While Beth took Nadia to the apartment’s galley kitchen, Kara hurried around the apartment, tossing all the toys back in their toy box, disposing of the dirty diaper, and gathering her laptop and files. She grabbed her phone from its charging station and hastily checked her schedule.

“Okay, today’s a light day,” she began as Beth fastened Nadia into her high chair and spread some Cheerios on the tray. “CPR class at the fire station, then I’ll head to the office for two client meetings this afternoon. I’ll be home by four.”

“Oh, right,” Beth grinned. “Hot firefighters.
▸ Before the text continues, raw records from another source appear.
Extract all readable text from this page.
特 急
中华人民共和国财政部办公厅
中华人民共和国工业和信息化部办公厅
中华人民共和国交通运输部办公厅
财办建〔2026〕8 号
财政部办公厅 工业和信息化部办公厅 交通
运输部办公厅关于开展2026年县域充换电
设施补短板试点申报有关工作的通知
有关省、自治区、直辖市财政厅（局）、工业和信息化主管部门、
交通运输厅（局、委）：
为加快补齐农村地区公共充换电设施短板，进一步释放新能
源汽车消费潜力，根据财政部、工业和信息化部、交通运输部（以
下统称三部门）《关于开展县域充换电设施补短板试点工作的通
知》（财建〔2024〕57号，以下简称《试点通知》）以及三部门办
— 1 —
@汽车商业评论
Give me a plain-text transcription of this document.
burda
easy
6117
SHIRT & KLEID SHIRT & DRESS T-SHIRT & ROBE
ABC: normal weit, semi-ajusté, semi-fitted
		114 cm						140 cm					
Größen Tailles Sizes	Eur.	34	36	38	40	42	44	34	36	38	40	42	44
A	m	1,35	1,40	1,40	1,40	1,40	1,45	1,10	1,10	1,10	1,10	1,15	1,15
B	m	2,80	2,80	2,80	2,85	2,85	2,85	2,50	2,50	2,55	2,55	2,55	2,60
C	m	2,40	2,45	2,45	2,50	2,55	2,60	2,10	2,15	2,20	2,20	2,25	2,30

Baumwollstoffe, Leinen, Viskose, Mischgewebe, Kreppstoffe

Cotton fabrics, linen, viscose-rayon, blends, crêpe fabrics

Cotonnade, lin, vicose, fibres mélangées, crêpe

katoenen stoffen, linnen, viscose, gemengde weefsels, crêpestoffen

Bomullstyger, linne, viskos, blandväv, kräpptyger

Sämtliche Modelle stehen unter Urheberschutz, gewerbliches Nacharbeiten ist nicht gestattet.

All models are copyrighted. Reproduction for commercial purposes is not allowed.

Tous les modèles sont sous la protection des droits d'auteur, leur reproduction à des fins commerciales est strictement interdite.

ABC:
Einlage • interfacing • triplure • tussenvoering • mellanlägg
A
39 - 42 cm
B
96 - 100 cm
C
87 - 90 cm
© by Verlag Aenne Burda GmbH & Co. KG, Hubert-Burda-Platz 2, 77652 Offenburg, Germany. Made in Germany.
Maybe one will get your temperature up?” With one hand, she cracked eggs into a bowl and beat them with a fork.

Kara rolled her eyes. “Yeah, right.” Like she had time for guys and dating and all the messy emotions that went along with that.

“Gah!” Nadia pounded her tray, sent Cheerios flying. Beth swirled butter into a frying pan while Kara picked up the cereal. When she tossed the handful of oats into the trash and caught sight of the oven clock, she calculated she’d have just enough time to stop for coffee and still make it to the fire station in time for class if she left this minute.

“Ma!” Nadia held up both arms and Kara melted. She leaned in for one of her daughter’s sticky kisses and tight hugs and shut her eyes. She would go without coffee.